Deferred maintenance a growing problem on OSU campus

COLUMBUS -- A stewardship policy designed to assure funding for maintenance and renewal of university facilities was presented to The Ohio State University’s Board of Trustees Friday (2/1). Request for action was deferred until the March meeting of the trustees.

Deferred maintenance — the accumulation of a backlog of facilities renewal — is a concern as the university currently has 98 buildings over 50 years old, the age at which they normally require replacement or renovation to meet changing academic needs.

Using a 50-year life cycle for buildings and based on a $4 billion physical plant (including athletic and agricultural facilities), $160 million is required in each biennium budget for renewal or replacement of facilities, said James Stevens, associate vice president for physical facilities.

While the academic and research programs at Ohio State are growing, so are their supporting facilities, Stevens said. Campus growth from 1990-2001 was just less than 3 million square feet. During that same period, 41 buildings were removed, 22 were renovated and 94 buildings were added.

To address the deferred maintenance issue, a stewardship policy has been drafted by Stevens and William J. Shkurti, senior vice president for business and finance. “The policy is supportive of an attractive physical environment as a key element of the academic plan, recognizing that a large deferred maintenance backlog detracts from the goals of the academic plan,” Stevens said.

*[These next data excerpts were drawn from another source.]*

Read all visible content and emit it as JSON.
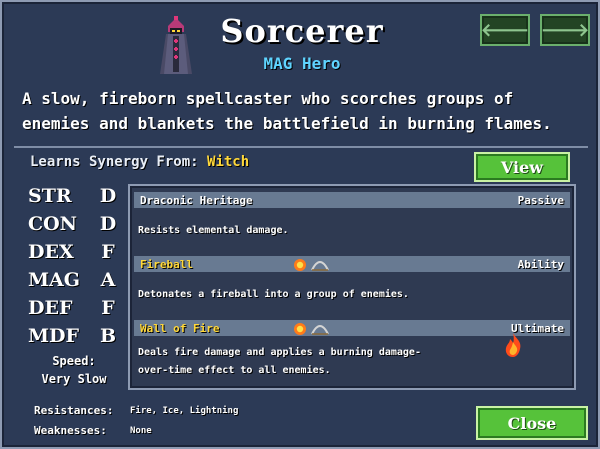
{
  "hero": {
    "name": "Sorcerer",
    "class_label": "MAG Hero",
    "description": "A slow, fireborn spellcaster who scorches groups of enemies and blankets the battlefield in burning flames."
  },
  "navigation": {
    "prev_icon": "arrow-left-icon",
    "next_icon": "arrow-right-icon",
    "prev_label": "🡐",
    "next_label": "🡒"
  },
  "synergy": {
    "label": "Learns Synergy From:",
    "value": "Witch",
    "view_label": "View"
  },
  "stats": [
    {
      "name": "STR",
      "grade": "D"
    },
    {
      "name": "CON",
      "grade": "D"
    },
    {
      "name": "DEX",
      "grade": "F"
    },
    {
      "name": "MAG",
      "grade": "A"
    },
    {
      "name": "DEF",
      "grade": "F"
    },
    {
      "name": "MDF",
      "grade": "B"
    }
  ],
  "speed": {
    "label": "Speed:",
    "value": "Very Slow"
  },
  "abilities": [
    {
      "name": "Draconic Heritage",
      "type": "Passive",
      "description": "Resists elemental damage."
    },
    {
      "name": "Fireball",
      "type": "Ability",
      "description": "Detonates a fireball into a group of enemies.",
      "icons": [
        "fire-icon",
        "bow-icon"
      ]
    },
    {
      "name": "Wall of Fire",
      "type": "Ultimate",
      "description_line1": "Deals fire damage and applies a burning damage-",
      "description_line2": "over-time effect to all enemies.",
      "icons": [
        "fire-icon",
        "bow-icon"
      ]
    }
  ],
  "resistances": {
    "label": "Resistances:",
    "value": "Fire, Ice, Lightning"
  },
  "weaknesses": {
    "label": "Weaknesses:",
    "value": "None"
  },
  "close_label": "Close",
  "colors": {
    "panel": "#2c3a56",
    "accent_green": "#56c23a",
    "gold": "#ffd83a",
    "cyan": "#5fd4ff",
    "portrait_pink": "#e0367a"
  }
}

The key points of the policy are:

  • Plans for facilities and building renewal should be included as a component of the business plan for every new capital project over $1.5 million.

  • Renovation and replacement of academic buildings continue to be given priority for use of state capital dollars.

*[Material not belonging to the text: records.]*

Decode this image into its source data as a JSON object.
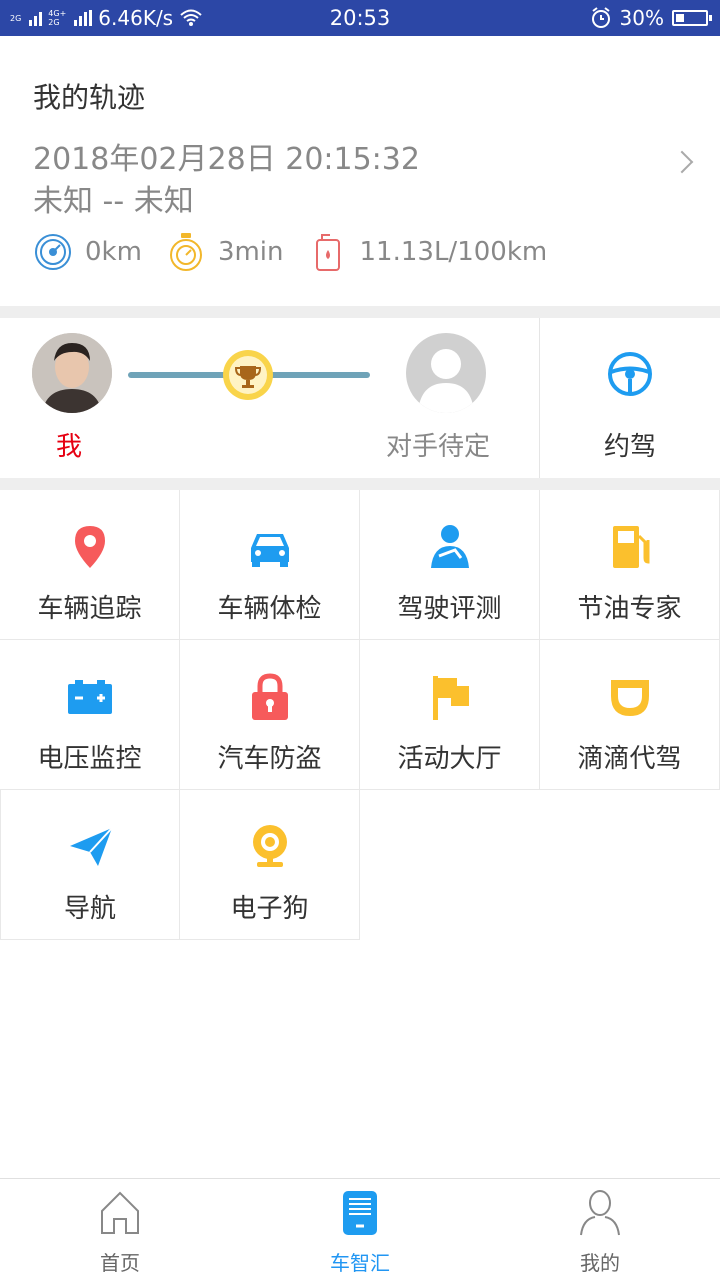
{
  "status_bar": {
    "network_top": "2G",
    "network_bottom": "2G",
    "network2_top": "4G+",
    "network2_bottom": "2G",
    "speed": "6.46K/s",
    "time": "20:53",
    "battery_percent": "30%",
    "battery_level": 0.3
  },
  "track": {
    "title": "我的轨迹",
    "datetime": "2018年02月28日 20:15:32",
    "route": "未知 -- 未知",
    "distance": "0km",
    "duration": "3min",
    "fuel": "11.13L/100km"
  },
  "competition": {
    "me_label": "我",
    "opponent_label": "对手待定",
    "yuejia_label": "约驾"
  },
  "features": [
    {
      "label": "车辆追踪",
      "icon": "location-pin-icon"
    },
    {
      "label": "车辆体检",
      "icon": "car-icon"
    },
    {
      "label": "驾驶评测",
      "icon": "driver-icon"
    },
    {
      "label": "节油专家",
      "icon": "fuel-pump-icon"
    },
    {
      "label": "电压监控",
      "icon": "battery-icon"
    },
    {
      "label": "汽车防盗",
      "icon": "lock-icon"
    },
    {
      "label": "活动大厅",
      "icon": "flag-icon"
    },
    {
      "label": "滴滴代驾",
      "icon": "didi-icon"
    },
    {
      "label": "导航",
      "icon": "paper-plane-icon"
    },
    {
      "label": "电子狗",
      "icon": "camera-icon"
    }
  ],
  "tabbar": {
    "home": "首页",
    "hub": "车智汇",
    "mine": "我的"
  },
  "colors": {
    "status_bar": "#2c47a6",
    "accent_blue": "#2196f3",
    "red": "#f65a5b",
    "yellow": "#fbc02d",
    "me_red": "#e60012"
  }
}
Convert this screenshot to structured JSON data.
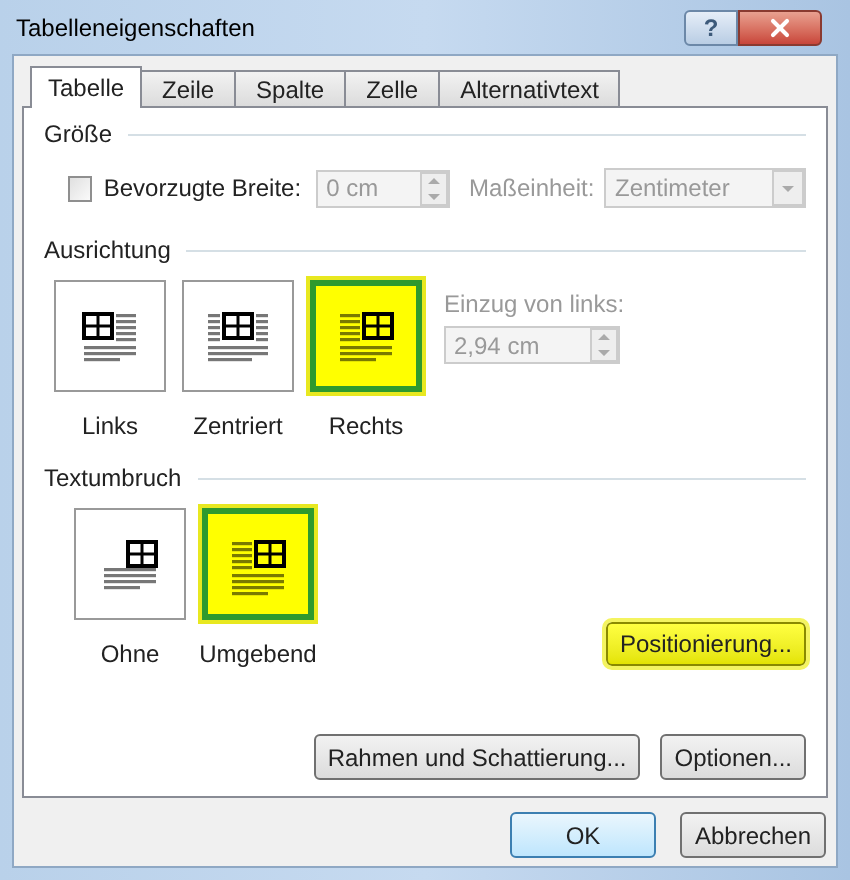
{
  "window": {
    "title": "Tabelleneigenschaften",
    "help": "?"
  },
  "tabs": [
    {
      "label": "Tabelle",
      "selected": true
    },
    {
      "label": "Zeile",
      "selected": false
    },
    {
      "label": "Spalte",
      "selected": false
    },
    {
      "label": "Zelle",
      "selected": false
    },
    {
      "label": "Alternativtext",
      "selected": false
    }
  ],
  "size": {
    "heading": "Größe",
    "preferred_width": {
      "label": "Bevorzugte Breite:",
      "checked": false,
      "value": "0 cm",
      "disabled": true
    },
    "unit": {
      "label": "Maßeinheit:",
      "value": "Zentimeter",
      "disabled": true
    }
  },
  "alignment": {
    "heading": "Ausrichtung",
    "options": [
      {
        "label": "Links",
        "kind": "left",
        "selected": false
      },
      {
        "label": "Zentriert",
        "kind": "center",
        "selected": false
      },
      {
        "label": "Rechts",
        "kind": "right",
        "selected": true
      }
    ],
    "indent": {
      "label": "Einzug von links:",
      "value": "2,94 cm",
      "disabled": true
    }
  },
  "text_wrapping": {
    "heading": "Textumbruch",
    "options": [
      {
        "label": "Ohne",
        "kind": "none",
        "selected": false
      },
      {
        "label": "Umgebend",
        "kind": "around",
        "selected": true
      }
    ],
    "positioning_button": {
      "label": "Positionierung...",
      "highlighted": true
    }
  },
  "panel_buttons": [
    "Rahmen und Schattierung...",
    "Optionen..."
  ],
  "buttons": [
    {
      "label": "OK",
      "default": true
    },
    {
      "label": "Abbrechen",
      "default": false
    }
  ]
}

  • The university must manage the growth of space and recognize that the addition of space without funding for maintenance and renewal exacerbates future deferred maintenance problems.

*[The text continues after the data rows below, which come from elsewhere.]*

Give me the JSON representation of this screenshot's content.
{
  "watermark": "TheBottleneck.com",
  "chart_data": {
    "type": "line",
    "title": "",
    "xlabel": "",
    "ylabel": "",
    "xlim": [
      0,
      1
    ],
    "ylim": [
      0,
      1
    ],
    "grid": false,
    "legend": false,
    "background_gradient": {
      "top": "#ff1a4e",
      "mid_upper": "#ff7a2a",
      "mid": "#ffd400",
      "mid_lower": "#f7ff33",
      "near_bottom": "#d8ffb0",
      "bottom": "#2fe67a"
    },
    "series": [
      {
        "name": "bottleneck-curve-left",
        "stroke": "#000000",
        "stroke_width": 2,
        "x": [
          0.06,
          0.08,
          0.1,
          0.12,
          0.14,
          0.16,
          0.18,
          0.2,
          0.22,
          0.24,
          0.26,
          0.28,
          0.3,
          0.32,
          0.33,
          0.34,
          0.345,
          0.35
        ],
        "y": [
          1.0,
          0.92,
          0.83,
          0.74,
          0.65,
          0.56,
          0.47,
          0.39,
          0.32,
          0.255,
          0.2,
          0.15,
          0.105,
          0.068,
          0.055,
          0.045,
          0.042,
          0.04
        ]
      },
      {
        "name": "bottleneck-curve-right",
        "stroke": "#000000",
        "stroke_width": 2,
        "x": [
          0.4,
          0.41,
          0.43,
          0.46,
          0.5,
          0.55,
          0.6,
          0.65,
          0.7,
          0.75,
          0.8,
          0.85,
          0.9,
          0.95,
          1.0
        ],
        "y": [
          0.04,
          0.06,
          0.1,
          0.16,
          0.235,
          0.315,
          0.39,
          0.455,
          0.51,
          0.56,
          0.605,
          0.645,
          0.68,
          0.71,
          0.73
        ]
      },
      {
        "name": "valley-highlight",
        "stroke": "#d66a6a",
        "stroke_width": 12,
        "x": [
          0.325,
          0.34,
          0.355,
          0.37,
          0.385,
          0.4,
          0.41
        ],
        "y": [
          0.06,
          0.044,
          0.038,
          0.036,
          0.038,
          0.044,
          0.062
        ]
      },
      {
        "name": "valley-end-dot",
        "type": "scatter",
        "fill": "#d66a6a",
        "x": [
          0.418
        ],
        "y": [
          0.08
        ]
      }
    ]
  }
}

  • Attached to the policy are strategic principles that would apply to the maintenance and renewal of university facilities. An important element is annually setting aside 2 percent of the original construction cost or its equivalent for new space to assure sufficient resources are available.

The policy also suggests that University President William E. Kirwan report annually to trustees on compliance with the stewardship policy.

Just how serious is $624 million in deferred maintenance? Stevens said a Facility Condition Index — a measurement of the ratio of deferred maintenance and renewal to campus replacement value — gives Ohio State a 16 percent average, a poorer rating than the national average (10.25 percent) and the Midwest average (12.58 percent). He recommends a goal of 11 percent, which would require the elimination $258 million of the current deferred maintenance.

Stevens said that some deferred maintenance will always exist and is, in fact, normal.

“We can live with $275 million (in deferred maintenance) for the academic and academic support units and achieve the physical plant condition that would more fully support the academic plan’s objectives,” Stevens said.